Against the grain

Against the grain

The saga of Indian English fiction has had many twists and turns. It has been often mourned that somewhere along its journey, it lost touch with its rural moorings and found a cushioned spot in the nooks and crevices of metropolis and megalopolis. But giving the lie to this allegation, many engaging yarns have been spun from the backyards of Indian lives in the villages. And seemingly seamless continuities of lives from rural to urban milieus and their hidden scars became sinister fodder for many a writerly imagination.

Manju Kapur’s Brothers, with its cover soaked in red, perhaps allegorises this journey of not only our fiction but also of a nation’s dreams to rise above its villages, and spread its wings under urban skies. The novel opens with an attempted murder in the Gaina family; a fratricide, to be more precise. Fratricide is an all too familiar archetype to the readers of the Mahabharatha and the Bible; it is also the story of the bahu of the family , Tapti, educated, sensitive and sophisticated.

The plot thickens with the scent of political intrigue when the murdered brother is none less than the chief minister of a state. Manju Kapur has already proved her credentials as a skillful storyteller, carrying us into the lives, places and inner spaces of her characters with remarkable ease and sureness. But in Brothers, she takes on a larger terrain spatially, temporally, and thematically. With the murderer in jail and the other in a coma, the narrative winds backward through generations to trace the primal impulse of a crime originating in a tragic sense of failure, jealousy, adultery, tabooed passions and the seduction of power.

And the roots go further down than one life; Kapur reveals the layered history of a family’s aspirations, longings and ambitions to become successful and influential in the last two centuries. And they become synonymous with the male desire for wealth and power. The destinies of Mangal and Himmat are embedded in the dense and rich tapestry of life in Rajasthan; the hopeless state of agrarian living where your destiny is tethered to the vagaries of land and weather. The incessant urge to wriggle out of this impossible situation and hunt for better fortunes and larger possibilities is a tale told in many lands. Thus, the journey of these brothers is traced back to the adventure their uncle set on during the freedom struggle to craft his own life, his own political destiny and career.

Considerable research has gone to unearth the ways in which political movements, groups and community activities shaped a new male individual in the 20th century Rajasthan. Insightful as this search is, I wish the book had paid equally diligent attention to the making of a woman like Tapti, who is a far cry from her village siblings and even her urban sisters in terms of education, sense of dignity and sexual intelligence. 
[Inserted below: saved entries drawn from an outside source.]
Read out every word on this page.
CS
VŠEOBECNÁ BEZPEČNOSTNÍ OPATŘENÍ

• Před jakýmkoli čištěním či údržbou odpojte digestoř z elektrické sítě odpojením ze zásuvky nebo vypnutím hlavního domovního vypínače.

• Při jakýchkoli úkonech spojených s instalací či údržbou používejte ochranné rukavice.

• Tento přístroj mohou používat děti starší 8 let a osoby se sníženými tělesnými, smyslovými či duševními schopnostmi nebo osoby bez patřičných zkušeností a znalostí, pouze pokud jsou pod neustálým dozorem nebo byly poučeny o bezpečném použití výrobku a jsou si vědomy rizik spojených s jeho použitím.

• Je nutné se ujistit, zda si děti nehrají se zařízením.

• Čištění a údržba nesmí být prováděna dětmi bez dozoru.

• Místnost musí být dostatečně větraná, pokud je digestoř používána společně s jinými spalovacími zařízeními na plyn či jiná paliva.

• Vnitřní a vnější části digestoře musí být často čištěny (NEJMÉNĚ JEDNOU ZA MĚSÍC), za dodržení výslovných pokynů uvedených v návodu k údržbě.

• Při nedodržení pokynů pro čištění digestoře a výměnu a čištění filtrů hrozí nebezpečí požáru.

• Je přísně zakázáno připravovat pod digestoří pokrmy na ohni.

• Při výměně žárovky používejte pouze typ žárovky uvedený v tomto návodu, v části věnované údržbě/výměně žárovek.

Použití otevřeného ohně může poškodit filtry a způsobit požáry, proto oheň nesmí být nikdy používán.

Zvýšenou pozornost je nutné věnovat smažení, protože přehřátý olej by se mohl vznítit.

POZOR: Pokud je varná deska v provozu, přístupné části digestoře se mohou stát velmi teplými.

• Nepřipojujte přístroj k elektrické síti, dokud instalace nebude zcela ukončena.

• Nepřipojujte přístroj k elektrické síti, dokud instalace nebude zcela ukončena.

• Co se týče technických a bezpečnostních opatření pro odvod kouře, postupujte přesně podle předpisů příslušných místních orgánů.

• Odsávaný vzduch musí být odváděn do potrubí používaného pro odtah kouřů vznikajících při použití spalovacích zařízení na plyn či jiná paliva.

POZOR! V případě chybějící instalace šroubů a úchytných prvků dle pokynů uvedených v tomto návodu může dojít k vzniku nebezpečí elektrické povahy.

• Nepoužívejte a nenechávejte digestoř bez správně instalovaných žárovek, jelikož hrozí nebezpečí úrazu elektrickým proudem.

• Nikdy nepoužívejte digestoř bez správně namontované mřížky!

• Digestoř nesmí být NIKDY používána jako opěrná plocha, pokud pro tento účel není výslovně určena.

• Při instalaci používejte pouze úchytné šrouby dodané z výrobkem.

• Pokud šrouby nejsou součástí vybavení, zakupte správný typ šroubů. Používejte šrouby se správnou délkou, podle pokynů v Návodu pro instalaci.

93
Kapur’s narrative works at the microlevel to probe into the impact of larger historical waves on anonymous lives in cities and villages, tremors they set off in the land of hopes and longings. There is the imperative to move out of the confines of clannish collectivity with its tradition of child marriages and caste conflicts even as the values of family honour and assumptions of gendered behaviour haunt the men in the family. It is the story of a family caught in a time warp, tempted by the possibilities offered by an Independent India, but still conveniently clinging to its familiar habits when it comes to its women and children.

As the novel attempts to chronicle the movement of a typical family from 1906    to 2010, it becomes the story of middle class India’s efforts to acquire status and clout in a system steeped in corruption sycophancy, nepotism and chicanery. Milestones in Indian political history like the freedom struggle, Emergency, and student politics are invoked to indicate not only some major time shifts but also the curious reciprocity between central and regional political games.

Manju Kapur’s prose is mostly lucid, direct and sharp while pleasurably softening into a meditative sensuality and luminous candour as she moves into the intimate spaces of tabooed desire. But there are times when the pace grows heavy and slow trudging through the myriad details of history and Mangal’s despair. Perhaps that is the ultimate challenge of the novelist as Anita Nair bluntly put it at a recent literary festival — not to let the telling of the tale get drowned in too many incidents, whether factual or fictional.

At the same time, it is an ambitious project seeking to pack in public and personal histories, reason and emotion, family loyalties and individual failures, private despair in the face of a new sense of control a woman has over her body and mind. But Tapti belongs to a land that celebrates the legacy of a wilful Mirabai and the book subtly but strongly invokes my memories of reading Kiran Nagarkar’s The Cuckold many years back.